Ancient Paganism in the Maltese Islands

Ancient Paganism in Malta

The Goddess of Fertility or also known as The Fat Lady

The Goddess of Fertility was worshipped by the neolithic people. They believed they needed to thank, pray and worship for their survival to “The Fat Lady”, for food and water, offering her animal sacrifices. The ancient people believed the goddess could help in their survival with water from rain for growing crops, heat from the sun, as well as animals and birds for hunting.

The Sleeping Lady

the sleeping lady
This statuette was found in the Hypogeum of Hal Saflieni. It is made of clay with traces of red ochre, showing a figure with fat hips and limbs having a fringed skirt lying on a rush mattress, sleeping. According to research, The Sleeping lady may have been used for the rite of dream incubation.

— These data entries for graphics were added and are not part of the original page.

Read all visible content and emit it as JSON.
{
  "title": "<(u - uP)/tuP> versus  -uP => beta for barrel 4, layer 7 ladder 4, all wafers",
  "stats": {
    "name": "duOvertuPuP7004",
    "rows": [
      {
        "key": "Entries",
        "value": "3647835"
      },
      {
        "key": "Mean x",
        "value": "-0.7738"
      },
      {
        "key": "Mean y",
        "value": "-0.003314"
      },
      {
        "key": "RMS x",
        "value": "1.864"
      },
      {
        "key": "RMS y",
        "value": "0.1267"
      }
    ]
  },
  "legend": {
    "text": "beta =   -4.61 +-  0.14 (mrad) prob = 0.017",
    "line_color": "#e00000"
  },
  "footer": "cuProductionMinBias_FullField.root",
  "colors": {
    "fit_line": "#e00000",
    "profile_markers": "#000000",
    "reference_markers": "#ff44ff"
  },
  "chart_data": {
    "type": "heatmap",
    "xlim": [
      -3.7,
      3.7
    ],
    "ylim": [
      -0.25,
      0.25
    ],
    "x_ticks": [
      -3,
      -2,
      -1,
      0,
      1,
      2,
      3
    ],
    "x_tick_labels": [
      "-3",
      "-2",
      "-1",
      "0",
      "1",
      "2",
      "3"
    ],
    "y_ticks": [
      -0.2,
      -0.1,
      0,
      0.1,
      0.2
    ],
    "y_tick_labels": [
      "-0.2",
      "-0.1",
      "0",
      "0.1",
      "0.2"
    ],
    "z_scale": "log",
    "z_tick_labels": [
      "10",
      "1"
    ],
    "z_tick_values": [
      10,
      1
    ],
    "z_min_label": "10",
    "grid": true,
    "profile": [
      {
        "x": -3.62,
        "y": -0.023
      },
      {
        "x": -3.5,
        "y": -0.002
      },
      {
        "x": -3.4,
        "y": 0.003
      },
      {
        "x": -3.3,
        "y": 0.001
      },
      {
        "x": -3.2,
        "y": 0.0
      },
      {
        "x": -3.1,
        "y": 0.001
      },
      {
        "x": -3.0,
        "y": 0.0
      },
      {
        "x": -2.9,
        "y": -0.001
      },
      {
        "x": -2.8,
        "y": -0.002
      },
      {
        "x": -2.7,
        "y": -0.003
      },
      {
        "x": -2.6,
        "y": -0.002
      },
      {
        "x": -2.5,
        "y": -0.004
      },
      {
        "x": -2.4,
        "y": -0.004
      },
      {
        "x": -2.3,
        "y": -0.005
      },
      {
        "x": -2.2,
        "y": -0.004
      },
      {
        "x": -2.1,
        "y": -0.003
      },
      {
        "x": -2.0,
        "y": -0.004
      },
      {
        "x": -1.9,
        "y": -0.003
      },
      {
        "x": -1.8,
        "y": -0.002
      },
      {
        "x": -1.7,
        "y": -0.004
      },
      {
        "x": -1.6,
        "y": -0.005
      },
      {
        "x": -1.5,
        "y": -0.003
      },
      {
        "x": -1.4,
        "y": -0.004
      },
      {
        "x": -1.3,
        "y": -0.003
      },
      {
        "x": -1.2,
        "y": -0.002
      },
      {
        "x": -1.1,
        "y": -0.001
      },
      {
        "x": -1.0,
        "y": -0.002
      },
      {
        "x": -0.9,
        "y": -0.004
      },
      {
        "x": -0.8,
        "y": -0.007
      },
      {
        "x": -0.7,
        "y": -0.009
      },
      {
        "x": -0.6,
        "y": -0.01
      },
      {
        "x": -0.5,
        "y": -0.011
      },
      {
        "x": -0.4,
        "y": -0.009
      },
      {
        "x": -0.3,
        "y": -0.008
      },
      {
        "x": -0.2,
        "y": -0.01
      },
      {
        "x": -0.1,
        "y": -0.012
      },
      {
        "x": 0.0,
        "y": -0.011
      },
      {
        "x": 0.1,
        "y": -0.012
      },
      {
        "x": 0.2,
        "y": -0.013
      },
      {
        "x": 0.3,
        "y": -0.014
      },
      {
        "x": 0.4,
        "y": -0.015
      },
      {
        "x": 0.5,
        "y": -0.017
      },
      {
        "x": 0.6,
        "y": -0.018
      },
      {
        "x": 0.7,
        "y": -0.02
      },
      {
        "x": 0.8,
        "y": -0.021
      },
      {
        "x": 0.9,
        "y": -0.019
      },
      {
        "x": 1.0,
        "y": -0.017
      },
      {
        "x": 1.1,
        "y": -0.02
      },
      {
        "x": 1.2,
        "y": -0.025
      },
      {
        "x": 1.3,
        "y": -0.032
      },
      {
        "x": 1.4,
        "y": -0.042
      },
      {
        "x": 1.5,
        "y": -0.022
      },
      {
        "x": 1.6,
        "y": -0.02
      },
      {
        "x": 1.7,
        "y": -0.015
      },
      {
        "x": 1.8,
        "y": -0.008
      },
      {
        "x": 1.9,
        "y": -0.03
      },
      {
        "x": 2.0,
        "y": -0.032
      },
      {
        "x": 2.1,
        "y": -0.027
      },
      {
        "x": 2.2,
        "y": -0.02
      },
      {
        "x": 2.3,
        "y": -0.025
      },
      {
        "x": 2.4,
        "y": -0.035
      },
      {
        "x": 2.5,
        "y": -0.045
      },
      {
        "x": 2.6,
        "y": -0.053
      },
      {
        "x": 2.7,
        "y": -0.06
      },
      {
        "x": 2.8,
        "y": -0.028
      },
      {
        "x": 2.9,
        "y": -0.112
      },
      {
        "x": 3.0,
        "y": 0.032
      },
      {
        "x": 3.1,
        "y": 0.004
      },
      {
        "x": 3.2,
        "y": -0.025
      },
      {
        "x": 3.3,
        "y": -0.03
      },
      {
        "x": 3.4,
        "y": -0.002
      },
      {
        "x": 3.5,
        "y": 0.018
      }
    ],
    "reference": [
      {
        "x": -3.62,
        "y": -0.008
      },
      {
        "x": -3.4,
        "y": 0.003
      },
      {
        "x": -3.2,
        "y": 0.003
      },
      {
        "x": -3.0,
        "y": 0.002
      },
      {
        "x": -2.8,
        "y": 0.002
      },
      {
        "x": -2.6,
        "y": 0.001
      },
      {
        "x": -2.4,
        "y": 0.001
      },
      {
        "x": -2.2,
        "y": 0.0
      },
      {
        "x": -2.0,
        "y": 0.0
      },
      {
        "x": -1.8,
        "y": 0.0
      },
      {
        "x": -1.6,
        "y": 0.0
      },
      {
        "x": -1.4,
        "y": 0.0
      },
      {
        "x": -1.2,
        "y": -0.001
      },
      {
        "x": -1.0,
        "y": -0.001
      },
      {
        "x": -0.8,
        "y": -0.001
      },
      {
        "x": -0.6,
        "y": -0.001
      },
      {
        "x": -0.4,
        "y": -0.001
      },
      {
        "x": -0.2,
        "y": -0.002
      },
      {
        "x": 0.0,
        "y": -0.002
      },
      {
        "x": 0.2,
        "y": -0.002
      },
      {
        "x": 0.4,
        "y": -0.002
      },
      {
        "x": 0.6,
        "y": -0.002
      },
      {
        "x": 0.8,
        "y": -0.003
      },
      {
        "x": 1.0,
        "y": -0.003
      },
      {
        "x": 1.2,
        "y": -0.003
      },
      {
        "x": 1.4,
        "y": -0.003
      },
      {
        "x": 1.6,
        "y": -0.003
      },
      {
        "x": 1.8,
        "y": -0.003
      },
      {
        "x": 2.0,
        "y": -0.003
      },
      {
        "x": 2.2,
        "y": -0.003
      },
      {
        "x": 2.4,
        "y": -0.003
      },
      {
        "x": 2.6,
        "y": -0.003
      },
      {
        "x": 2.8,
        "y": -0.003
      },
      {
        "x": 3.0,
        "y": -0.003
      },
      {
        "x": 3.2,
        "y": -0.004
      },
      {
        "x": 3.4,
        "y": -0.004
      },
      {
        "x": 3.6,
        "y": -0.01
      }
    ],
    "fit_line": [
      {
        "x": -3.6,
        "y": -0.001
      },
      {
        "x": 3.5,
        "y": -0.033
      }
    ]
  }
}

Older than the Pyramids in Egypt, the temples around Malta are proof enough of the earliest of human civilisation. In fact they are listed as UNESCO World Heritage sites.

Mnajdra Temple

Mnajdra Temple Clive Vella viewingmalta.com
Mnajdra Temple was built for religious purposes, animal bones were found as well as sacrificial flint knives and rope holes too. Part of the Temple is aligned so the sunlight passes through the main door way. The temple may have had the function for astronomical observation or may have been used as a calendar.

Hagar Qim Temple

Hagar Qim Temple (3) Mario Galea viewingmalta.com
Hagar Qim is another sacrificial temple within walking distance of Mnajdra temple. Hagar Qim means the Standing or worshipping stones. Hagar Qim features stone altars, water channels for the distribution of water, artistic reliefs and much more.

Ggantija Temples

Ggantija Temples (1) Clive Vella viewingmalta.com
These temples in Gozo are the earliest remains recorded of civilization in Gozo. The Neolithic people built these temples, a series of large megalithic structures, around 3600 – 2500 BC, making these temples a UNESCO World Heritage site.

Hal Saflieni Hypogeum

Hypogeum viewingmalta.com
Hal Saflieni Hypogeum is an underground burial ground in prehistorical times. The hypogeum is known for its uniqueness and rock-cut chambers of various sizes and shapes, having three levels representing different neolithic eras underground. The oldest prehistoric paintings in red ochre can be seen decorating the walls within the site.

Tarxien temples

Tarxien Temples (3) Aaron Briffa viewingmalta.com
Tarxien temples is another location where megaliths are found. The temples at Tarxien were used for rituals, showing artistic stonework depicting domestic animals in relief, altars and more. At this location stone rollers were found, which explains the movement of the stone slabs. The artistic spirals featured on some stone slabs are very common in the megaliths that represent eternity.